Помнится, она чуть дышала, когда ее принесли в трактир, сказал кое-кто в порядке эксперимента, но множество неодобрительных взглядов и скривившихся губ вынудили его заткнуться и больше не развивать эту тему.
В «Лебеде» существовали негласные правила, не позволявшие смешивать разные вещи: одно дело история, основанная на фактах, другое дело сочинительство то есть чистой воды вранье. Они сами были на месте в ту ночь и сами все видели.
Хотя история рассказывалась и пересказывалась уже месяцами, интерес к ней не ослабевал. Напротив, она все больше волновала умы, оставаясь незавершенной, неразгаданной, то есть не такой, какой должна быть правильная история. В «Лебеде» говорили о Воганах, говорили об Армстронгах, говорили о смерти и говорили о жизни. Они обсуждали сильные и слабые стороны каждого из претендентов. Они рассматривали историю под разными углами, они выворачивали ее наизнанку и возвращали в первозданный вид, но в конечном счете всегда оказывались там же, откуда начали.

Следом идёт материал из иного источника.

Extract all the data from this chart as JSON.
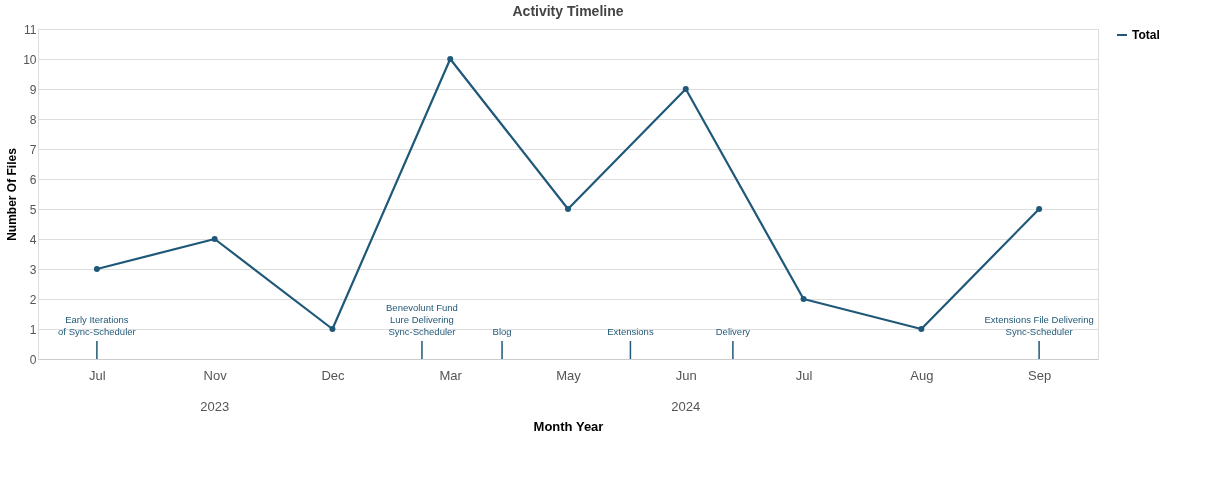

Это как бульон из костей, заметил однажды вечером мастер Безант. Когда чувствуешь его аромат, у тебя текут слюнки, но там нет ни кусочка мяса, и, даже выпив семь чашек пустого бульона, ты встанешь из-за стола таким же голодным, каким за него садился.
Они могли бы все бросить. Могли бы забыть об этой истории, как о других ей подобных, которые возникают из ниоткуда и исчезают в никуда. Но в конце фраз и между словами, когда голоса стихали и разговоры сходили на нет, в задумчивой тишине, подкрепляющей любое сказание, продолжала присутствовать девочка. В этой комнате, в этом трактире они видели ее мертвой, а потом видели ее живой. Невероятно, непонятно, непостижимо, но деваться от этого было некуда: она уже стала частью их собственной истории.
Секундные дела
Двадцатью пятью милями ниже по течению, в офисе крупнейшей оксфордской речной верфи, мастер поставил чернильную закорючку в расписке, подтверждая оплату, и подвинул через прилавок связку блестящих бронзовых ключей. Генри Донт накрыл их ладонью
Сразу по возвращении в Оксфорд после всех событий на реке и в Рэдкоте Донт развил бурную активность. Он сдал в аренду дом, в котором ранее жил с супругой, и переселился в мансарду над своей фотомастерской на Брод-стрит. Обстановка там была спартанская, но для холостяцкого существования большего и не требовалось: кровать, ночной горшок, стол, кувшин и тазик для умывания. Питался он в трактире за углом. А все свои сбережения и всю арендную плату за дом тратил на строительство яхты. Ибо у Донта имелся план.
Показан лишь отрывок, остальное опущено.